In the new version of the document, in section 4.2 we change the figures to a vectorized format to have a better quality, moreover, at line 264 we added the following text to explain the referred figure.

Figures 9, 12 and 15 show the control signals  and  of each of the nodes; these figures can be compared against Figures 8, 11 and 14, respectively. Figures 8, 11 and 14 show the nodes changing their position through time (iterations). In Figures 9, 12 and 15, the saturation of signals is noticeable, resulting of a saturation imposed by us to protect the equipment; however, even with this saturation, the proposed approach achieved the desired reference point and formation.

5. The Formation control in this paper should be compared with the existing method to show its advantages.

In the new version of the document, we added a Section 5 Results Discussion, where the obtained results of both simulation and real implementation are discussed, moreover this section includes comparison against two related published methodologies.

From this section we would like to highlight the following text beginning at line 343.

It is important to note that in favor of the scheme of work [21], a final formation and position where collisions would not be a problem was previously selected for this test. However, for most final formations and positions, it would be a task impossible to achieve by the scheme of [22]. The lack of collision avoidance in a real scenario is not something to be left unattended. Moreover, in work [22], every robot has a reference controller, which would get more challenging to design if a different, more complex controller is to be implemented in a future application, as it would be necessary to implement one for every robot.

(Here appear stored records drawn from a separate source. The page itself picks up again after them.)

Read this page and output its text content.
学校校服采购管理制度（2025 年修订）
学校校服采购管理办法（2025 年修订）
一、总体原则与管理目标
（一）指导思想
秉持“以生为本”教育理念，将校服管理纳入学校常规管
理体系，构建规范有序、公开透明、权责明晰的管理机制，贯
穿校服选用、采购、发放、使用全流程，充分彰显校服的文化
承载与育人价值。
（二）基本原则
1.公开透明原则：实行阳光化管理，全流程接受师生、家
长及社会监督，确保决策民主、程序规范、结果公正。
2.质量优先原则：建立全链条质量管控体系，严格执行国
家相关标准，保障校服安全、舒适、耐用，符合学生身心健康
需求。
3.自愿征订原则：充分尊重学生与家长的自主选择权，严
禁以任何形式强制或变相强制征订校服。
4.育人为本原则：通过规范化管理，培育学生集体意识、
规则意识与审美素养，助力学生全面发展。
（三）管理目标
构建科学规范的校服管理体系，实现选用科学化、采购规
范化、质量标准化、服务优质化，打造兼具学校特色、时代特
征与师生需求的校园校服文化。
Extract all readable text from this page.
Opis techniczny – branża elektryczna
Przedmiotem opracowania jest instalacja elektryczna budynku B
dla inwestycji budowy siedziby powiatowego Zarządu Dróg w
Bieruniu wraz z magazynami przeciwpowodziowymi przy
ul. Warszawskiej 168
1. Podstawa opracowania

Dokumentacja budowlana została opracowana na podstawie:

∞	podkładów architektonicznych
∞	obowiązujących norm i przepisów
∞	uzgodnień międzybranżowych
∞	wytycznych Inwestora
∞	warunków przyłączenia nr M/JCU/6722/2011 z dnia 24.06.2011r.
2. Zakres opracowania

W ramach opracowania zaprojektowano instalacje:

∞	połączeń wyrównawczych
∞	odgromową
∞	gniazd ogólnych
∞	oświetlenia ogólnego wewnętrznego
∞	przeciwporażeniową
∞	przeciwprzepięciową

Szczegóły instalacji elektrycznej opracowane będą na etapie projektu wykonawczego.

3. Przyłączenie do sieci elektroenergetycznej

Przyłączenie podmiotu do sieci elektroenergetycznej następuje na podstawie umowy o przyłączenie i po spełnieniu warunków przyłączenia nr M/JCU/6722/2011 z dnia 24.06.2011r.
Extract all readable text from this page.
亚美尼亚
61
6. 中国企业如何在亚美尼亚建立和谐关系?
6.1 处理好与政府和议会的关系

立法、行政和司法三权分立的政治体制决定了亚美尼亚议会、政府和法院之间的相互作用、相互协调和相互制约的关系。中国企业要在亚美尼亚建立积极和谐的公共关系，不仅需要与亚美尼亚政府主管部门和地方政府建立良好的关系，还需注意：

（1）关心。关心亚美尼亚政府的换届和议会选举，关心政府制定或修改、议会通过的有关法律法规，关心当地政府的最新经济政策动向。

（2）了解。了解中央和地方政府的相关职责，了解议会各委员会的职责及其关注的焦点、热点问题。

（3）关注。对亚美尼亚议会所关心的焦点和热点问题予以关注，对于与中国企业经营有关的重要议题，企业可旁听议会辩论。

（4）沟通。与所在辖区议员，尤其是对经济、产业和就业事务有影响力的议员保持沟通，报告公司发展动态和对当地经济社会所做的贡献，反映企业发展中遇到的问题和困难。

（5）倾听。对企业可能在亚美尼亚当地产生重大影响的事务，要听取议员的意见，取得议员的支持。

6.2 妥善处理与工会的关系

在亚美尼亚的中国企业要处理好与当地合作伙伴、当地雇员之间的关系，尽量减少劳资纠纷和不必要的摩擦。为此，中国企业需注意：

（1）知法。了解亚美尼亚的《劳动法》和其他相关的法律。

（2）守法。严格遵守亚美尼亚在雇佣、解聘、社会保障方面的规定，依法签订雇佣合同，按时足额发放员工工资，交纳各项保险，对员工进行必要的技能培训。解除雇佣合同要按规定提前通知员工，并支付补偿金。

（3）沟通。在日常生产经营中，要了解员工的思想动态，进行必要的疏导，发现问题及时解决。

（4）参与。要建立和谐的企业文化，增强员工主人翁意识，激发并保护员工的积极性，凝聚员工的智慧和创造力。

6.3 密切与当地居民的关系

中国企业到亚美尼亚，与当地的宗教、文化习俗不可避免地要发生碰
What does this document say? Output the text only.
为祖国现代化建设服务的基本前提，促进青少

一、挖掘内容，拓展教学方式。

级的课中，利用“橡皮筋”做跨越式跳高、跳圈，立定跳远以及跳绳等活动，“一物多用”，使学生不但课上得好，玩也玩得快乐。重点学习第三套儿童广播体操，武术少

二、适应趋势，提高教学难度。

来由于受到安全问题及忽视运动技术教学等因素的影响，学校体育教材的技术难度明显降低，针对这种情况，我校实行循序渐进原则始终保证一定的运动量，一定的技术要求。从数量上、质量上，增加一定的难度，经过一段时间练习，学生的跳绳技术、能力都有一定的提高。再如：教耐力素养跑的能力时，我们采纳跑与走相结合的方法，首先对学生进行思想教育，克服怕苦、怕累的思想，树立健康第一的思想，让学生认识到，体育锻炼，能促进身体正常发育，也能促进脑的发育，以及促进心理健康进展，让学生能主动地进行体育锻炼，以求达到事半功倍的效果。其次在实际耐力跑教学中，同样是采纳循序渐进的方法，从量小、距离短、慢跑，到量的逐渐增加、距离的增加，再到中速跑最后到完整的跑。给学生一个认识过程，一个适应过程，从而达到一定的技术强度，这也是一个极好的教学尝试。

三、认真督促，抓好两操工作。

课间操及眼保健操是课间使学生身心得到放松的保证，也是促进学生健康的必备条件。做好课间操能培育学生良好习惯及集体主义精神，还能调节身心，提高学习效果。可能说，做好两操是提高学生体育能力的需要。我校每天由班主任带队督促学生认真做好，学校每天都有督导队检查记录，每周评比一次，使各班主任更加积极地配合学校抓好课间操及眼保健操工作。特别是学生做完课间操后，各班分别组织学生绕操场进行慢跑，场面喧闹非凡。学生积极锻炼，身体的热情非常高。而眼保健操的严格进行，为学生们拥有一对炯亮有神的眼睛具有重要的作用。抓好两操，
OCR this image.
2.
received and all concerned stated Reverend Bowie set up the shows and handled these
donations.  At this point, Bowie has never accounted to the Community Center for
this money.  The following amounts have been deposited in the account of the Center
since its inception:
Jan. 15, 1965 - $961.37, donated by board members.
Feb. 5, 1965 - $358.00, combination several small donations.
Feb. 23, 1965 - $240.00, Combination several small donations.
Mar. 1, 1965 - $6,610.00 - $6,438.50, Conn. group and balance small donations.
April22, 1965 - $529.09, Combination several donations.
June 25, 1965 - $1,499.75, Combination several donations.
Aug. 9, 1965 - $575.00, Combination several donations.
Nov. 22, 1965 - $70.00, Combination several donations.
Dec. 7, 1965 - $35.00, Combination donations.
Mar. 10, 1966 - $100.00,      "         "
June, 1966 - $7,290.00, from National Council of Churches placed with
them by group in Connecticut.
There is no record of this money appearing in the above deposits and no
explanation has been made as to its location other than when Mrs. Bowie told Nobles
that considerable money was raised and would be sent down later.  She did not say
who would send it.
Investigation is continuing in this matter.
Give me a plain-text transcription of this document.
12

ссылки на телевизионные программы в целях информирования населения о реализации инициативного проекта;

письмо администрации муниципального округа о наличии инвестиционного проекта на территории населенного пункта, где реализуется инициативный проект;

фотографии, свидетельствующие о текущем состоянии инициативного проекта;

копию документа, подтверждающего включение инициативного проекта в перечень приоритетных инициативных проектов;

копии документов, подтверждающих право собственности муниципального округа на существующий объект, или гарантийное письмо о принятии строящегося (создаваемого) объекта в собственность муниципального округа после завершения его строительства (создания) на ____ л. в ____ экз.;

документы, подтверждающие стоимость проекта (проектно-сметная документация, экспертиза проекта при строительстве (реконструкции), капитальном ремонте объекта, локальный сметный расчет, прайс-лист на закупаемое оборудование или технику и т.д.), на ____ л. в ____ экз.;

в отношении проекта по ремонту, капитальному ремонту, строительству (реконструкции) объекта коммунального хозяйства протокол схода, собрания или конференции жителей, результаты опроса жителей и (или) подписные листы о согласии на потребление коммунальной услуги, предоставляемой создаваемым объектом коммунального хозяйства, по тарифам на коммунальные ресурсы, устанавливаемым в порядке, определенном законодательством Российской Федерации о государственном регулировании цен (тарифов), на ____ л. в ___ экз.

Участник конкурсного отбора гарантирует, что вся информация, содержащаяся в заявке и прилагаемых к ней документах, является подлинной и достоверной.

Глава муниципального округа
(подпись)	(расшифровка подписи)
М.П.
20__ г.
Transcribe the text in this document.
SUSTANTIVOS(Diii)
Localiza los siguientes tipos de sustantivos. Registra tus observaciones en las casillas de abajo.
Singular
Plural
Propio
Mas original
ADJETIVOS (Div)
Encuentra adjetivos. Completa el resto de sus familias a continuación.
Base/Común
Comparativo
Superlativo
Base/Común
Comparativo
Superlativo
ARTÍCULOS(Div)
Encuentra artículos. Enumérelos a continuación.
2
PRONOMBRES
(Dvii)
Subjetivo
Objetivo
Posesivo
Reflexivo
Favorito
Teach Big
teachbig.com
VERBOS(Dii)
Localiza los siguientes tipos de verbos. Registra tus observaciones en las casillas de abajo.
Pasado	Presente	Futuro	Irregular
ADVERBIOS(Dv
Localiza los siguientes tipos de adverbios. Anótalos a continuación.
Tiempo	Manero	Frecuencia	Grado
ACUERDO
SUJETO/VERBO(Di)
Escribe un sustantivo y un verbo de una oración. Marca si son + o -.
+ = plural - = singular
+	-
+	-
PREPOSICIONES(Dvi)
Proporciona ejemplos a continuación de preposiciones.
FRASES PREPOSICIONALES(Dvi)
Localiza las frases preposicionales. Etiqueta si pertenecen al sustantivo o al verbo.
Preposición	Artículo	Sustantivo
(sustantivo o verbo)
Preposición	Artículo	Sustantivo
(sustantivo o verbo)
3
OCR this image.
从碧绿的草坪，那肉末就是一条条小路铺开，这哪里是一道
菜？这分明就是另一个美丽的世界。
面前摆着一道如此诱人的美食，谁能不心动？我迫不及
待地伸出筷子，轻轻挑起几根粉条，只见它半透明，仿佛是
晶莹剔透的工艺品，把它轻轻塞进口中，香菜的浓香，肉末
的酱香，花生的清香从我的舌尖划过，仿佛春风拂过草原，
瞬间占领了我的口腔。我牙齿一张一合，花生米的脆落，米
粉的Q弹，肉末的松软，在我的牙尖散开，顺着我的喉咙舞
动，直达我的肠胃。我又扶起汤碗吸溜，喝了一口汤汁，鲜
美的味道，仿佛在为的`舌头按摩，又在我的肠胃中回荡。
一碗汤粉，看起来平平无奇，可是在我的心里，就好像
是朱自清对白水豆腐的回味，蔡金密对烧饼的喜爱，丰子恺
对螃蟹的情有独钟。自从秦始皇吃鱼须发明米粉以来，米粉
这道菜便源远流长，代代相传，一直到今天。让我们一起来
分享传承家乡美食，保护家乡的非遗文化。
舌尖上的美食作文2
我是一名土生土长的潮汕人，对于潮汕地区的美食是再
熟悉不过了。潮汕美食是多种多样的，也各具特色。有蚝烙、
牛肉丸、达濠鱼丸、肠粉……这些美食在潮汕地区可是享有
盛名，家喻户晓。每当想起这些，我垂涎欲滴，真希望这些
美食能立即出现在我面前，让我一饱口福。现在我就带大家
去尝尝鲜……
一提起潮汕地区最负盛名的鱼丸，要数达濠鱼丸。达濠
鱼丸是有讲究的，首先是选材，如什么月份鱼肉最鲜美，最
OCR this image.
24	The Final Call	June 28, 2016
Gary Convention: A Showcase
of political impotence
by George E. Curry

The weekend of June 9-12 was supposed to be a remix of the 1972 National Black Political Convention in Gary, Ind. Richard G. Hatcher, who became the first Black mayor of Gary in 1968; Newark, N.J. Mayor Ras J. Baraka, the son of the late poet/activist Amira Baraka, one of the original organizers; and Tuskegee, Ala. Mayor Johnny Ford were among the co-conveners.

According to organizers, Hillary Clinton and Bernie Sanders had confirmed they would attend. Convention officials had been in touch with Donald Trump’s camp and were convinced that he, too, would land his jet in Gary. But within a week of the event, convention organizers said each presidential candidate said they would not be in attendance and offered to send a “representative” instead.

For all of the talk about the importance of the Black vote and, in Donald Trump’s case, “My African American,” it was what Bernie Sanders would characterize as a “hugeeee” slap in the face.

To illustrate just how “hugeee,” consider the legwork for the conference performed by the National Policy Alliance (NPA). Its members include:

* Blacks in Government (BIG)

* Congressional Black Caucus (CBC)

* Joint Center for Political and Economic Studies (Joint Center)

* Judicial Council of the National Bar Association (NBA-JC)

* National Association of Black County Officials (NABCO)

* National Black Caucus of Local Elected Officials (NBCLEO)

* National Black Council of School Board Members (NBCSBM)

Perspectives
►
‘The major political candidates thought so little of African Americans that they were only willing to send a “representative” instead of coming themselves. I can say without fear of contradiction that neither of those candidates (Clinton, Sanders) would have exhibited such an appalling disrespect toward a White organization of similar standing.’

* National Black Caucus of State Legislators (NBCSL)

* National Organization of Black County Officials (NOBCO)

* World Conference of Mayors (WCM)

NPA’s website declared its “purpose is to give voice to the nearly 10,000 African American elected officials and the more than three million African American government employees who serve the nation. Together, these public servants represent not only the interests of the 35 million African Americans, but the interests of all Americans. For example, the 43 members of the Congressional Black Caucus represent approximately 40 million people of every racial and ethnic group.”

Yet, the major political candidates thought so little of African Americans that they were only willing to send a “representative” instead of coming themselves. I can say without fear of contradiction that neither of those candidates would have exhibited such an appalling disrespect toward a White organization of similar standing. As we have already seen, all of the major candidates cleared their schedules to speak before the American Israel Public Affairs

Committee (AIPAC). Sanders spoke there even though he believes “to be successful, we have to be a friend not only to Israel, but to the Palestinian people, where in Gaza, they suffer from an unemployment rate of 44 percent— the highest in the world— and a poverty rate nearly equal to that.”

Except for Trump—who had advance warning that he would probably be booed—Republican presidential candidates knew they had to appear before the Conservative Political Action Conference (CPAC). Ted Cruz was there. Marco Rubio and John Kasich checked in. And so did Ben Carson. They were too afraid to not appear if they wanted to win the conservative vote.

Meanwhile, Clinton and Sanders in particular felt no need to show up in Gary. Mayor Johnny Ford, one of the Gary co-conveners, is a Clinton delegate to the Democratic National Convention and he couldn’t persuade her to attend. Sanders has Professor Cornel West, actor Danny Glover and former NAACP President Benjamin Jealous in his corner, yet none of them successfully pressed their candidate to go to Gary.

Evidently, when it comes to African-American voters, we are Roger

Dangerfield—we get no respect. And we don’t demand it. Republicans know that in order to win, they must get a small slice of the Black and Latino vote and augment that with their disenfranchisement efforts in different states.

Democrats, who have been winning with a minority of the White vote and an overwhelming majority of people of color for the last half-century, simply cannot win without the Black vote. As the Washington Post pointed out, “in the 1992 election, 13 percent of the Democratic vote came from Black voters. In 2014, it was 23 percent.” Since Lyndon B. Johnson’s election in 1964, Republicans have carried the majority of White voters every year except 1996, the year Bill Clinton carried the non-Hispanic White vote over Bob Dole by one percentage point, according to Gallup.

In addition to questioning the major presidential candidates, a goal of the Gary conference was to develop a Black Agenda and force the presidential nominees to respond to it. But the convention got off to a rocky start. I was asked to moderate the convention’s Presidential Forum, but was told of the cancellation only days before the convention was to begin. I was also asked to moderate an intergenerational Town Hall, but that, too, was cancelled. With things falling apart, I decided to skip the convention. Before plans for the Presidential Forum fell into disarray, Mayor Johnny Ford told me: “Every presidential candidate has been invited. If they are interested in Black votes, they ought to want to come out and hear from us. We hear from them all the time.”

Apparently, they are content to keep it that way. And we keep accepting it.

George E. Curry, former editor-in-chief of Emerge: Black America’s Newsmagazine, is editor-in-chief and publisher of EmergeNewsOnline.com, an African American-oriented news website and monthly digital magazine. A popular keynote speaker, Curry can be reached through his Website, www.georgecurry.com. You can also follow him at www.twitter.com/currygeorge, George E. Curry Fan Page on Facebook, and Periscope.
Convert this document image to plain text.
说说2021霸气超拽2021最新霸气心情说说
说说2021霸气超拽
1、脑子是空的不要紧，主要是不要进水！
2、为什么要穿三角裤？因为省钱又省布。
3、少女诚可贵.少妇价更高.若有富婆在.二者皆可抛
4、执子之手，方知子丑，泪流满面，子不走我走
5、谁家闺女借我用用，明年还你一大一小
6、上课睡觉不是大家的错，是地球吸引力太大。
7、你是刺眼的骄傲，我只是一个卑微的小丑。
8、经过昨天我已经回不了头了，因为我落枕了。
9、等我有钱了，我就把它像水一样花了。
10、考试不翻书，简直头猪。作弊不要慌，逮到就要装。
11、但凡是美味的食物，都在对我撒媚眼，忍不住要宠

And the following text beginning at line 366,

Both schemes reach the goal; however, there is an oscillation when robots get near to achieving formation in the scheme of [17]. Collision avoidance in [17] is done following a particular counterclockwise turning movement. In contrast, the proposal presented in this paper follows a more natural path search in every direction as the LiDAR senses all of the surrounding environment, which makes it more practical for real applications. Figure 25 shows the trajectories where the oscillation at the end can also be observed. It can also be seen that our proposal is a bit faster judging by the number of iterations, even if we were to finish the test where oscillations begin.

 

Thank you very much for your comments, the authors of this work wish you a great day.

 

 

Round 2

Reviewer 1 Report

Dear Authors,

in my opinion, the quality of the paper has been significantly improved.

Best regards

Reviewer 2 Report

This paper presents control of different groups of robots to achieve a desired formation based on pinning control of complex networks and coordinate translation. The validity of the proposed method is verified through simulations and experiments. This study is interesting and important to mobile robots. In this version, the authors have already replied all the questions I proposed before. I will clarify the comments as well as giving new comments.

 

The references can be expanded, the authors might cite the references below:

[1] Title: Accurate and robust body position trajectory tracking of six-legged walking robots with nonsingular terminal sliding mode control method.

[2] Title: Nonsingular fast terminal sliding mode posture control for six-legged walking robots with redundant actuation.

[3] Title: Reinforcement learning control for the swimming motions of a beaver-like, single-legged robot based on biological inspiration.

After the above revisions, the paper can be considered for publication.